According to the early 2000s documentary series The Invisible Man, if you gain invisibility through the use of a Quicksilver gland, the Quicksilver shifts the light so some of it will penetrate to your retinas.
Either your eyes are pouring out dangerous levels of radiation at the thing you are looking at, or another source of x-ray is bombarding something for you to see the reflections.
I like this answer because, like... a lot of the others are "clever" misinterpretations of how powers classically work, trying to force real-life physics into superhero logic and stuff.
But no. Not this one. Your mind-reading powers can function exactly like how comic books say it should, and you can still be scarred by what you found rummaging through that one guy's head.

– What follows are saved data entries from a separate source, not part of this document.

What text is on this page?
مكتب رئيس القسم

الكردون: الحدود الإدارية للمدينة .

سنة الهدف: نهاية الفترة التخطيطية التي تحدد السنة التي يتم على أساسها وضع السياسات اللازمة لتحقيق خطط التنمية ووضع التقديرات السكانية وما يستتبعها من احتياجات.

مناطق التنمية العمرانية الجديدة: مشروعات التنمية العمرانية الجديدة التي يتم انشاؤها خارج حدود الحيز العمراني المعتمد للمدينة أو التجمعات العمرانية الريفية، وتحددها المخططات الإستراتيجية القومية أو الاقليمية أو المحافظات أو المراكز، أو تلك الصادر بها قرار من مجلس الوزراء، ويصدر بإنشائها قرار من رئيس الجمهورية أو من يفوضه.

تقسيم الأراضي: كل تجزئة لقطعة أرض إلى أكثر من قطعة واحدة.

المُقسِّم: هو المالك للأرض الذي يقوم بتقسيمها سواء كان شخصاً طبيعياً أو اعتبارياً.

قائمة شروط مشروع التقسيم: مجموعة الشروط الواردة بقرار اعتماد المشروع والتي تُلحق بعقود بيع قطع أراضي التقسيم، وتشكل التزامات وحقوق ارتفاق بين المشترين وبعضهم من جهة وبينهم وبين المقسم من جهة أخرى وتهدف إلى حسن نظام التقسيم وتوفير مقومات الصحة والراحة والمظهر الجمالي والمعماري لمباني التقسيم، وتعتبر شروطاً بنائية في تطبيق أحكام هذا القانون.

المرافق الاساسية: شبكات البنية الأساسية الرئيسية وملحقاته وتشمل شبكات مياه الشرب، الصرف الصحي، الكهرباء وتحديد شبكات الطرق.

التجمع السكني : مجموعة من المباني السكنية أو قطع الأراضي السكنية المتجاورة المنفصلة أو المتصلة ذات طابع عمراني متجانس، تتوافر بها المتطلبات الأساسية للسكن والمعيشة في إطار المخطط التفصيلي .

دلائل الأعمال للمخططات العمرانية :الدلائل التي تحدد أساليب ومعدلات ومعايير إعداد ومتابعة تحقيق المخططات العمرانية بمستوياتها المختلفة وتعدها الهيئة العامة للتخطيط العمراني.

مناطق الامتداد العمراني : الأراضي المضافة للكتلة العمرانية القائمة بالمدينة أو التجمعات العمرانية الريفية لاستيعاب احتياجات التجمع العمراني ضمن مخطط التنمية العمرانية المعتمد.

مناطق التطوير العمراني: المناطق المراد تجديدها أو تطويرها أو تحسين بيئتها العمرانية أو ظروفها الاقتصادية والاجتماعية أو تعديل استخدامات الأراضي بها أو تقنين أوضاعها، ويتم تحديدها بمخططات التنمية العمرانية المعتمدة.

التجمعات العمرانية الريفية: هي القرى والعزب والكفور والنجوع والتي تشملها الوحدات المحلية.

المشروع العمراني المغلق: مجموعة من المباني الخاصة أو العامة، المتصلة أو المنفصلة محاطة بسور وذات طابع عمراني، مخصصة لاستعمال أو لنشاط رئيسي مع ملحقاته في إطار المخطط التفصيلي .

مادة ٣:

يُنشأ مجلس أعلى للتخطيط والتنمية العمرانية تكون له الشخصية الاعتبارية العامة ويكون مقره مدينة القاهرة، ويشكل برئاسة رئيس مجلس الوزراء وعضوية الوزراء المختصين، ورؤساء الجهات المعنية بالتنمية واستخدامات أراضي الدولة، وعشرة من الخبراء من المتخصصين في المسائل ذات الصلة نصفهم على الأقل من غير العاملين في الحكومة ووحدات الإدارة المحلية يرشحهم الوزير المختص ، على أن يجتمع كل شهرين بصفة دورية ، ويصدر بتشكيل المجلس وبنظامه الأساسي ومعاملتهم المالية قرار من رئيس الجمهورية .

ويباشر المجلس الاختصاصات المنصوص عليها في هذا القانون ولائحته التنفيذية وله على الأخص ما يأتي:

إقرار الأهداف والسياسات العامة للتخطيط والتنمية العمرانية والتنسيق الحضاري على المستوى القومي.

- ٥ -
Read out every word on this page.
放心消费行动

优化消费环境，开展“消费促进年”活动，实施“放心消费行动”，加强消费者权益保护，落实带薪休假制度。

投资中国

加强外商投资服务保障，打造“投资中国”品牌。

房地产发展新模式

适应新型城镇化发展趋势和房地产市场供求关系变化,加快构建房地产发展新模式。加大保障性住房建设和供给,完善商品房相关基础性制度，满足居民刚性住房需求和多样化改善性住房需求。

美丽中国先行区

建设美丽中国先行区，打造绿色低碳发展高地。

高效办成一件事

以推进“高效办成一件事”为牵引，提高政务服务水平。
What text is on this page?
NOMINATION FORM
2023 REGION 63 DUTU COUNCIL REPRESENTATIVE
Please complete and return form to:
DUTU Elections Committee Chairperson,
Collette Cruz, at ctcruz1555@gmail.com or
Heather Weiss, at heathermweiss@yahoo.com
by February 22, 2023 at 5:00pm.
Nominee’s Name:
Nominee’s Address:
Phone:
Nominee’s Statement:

You're already fast enough to kill yourself by running into something or breaking a bone by punching something. Unless you had super durability you're just gonna kill yourself.
Hell even the friction between your feet and the ground would be like jamming your feet into a grinder.
Edit: This also applies for super strength. Without super durability the first time you used that strength it would rip all the muscles off your skeleton if not snap the bones outright.
As you say most special powers require other powers, like speedforce (in this case). Imagine laser vision that burns off your eyelids. Or thinking "Whoohoo I can fly!" and then as soon as you land you jam your femurs up through your chest cavity because your hip bones aren't up to touchdown.
Assume the air stops too, because why wouldn't it, then you might be frozen in place by the solid air. But even if you can apply a small force and move it around, getting it to go into your lungs consistently could be a real problem. Best case you could keep walking forward with an open mouth, leaving vacuum surrounded by extra dense air behind you. That would make for some real excitement when time resumes. And even in that case it would become increasingly hard to stay in the same area and gather enough air to breathe. The highly variable density as you take it in might cause problems too - depends on how/where it starts being affected by time as you take it in.
Light too, if nothing is moving relative to you, then nothing is expending energy to make light, so you'd be probably suffocating, and in total darkness, even outside (at best after 8 minutes and 20 seconds: If the light isn't stopped entirely then I assume the speed of light being constant would hold. Otherwise if it's not stopped and not at full C then it would be so heavily redshifted that seeing would not be feasible anyway.) And if light does keep moving while time is stopped, then when time resumes, the sun (and planets, etc) would blink out for a while, visible to everyone presumably.
I think it's in one of the sequals to John dies at the end, with the spiders where this happens after he takes the sauce and stops time. The grass doesn't bend under his feet so it's like running on blades and then he gets shot. Nope, just turns out he ran into a butterfly. Even when he gets to where he's going he's powerless to change anything s everything is frozen.
Super-speed. Even just being the Flash and living faster than everyone else around you would be torture. It's bad enough just being a normal human fast walker and having to walk behind all these goddamn slow walkers. Then add in the potential to get into accidents easier or even killing innocent bystanders by running through them (as in The Boyz), I'm just not sure super-speed would be worth it, unless it were more like a "time-freezing" ability where you can turn it on and off at will and just walk around doing whatever while everyone else is essentially frozen in place or at a highly reduced speed. Maybe that's even what the Flash's ability actually is, I don't follow the comic at all.
I feel like the "actually the earth is moving so you'd end up in space" complaints about teleportation/time-travel rely on some heavy assumptions about how those things would work (eg. What the teleportation power uses as a rest reference frame)
Happens already. As a taller guy, I get asked to reach stuff all the time. As a bigger guy, I get asked to carry stuff or pick up things that people think are heavy. This is just more of the same
Off topic but related: you guys just broke the whole super hero concept for me. Now I can't go back to reading comics or watching movies ignoring all of these things. I suppose I am happy to be my normal me (though perhaps super strength isn't so bad)!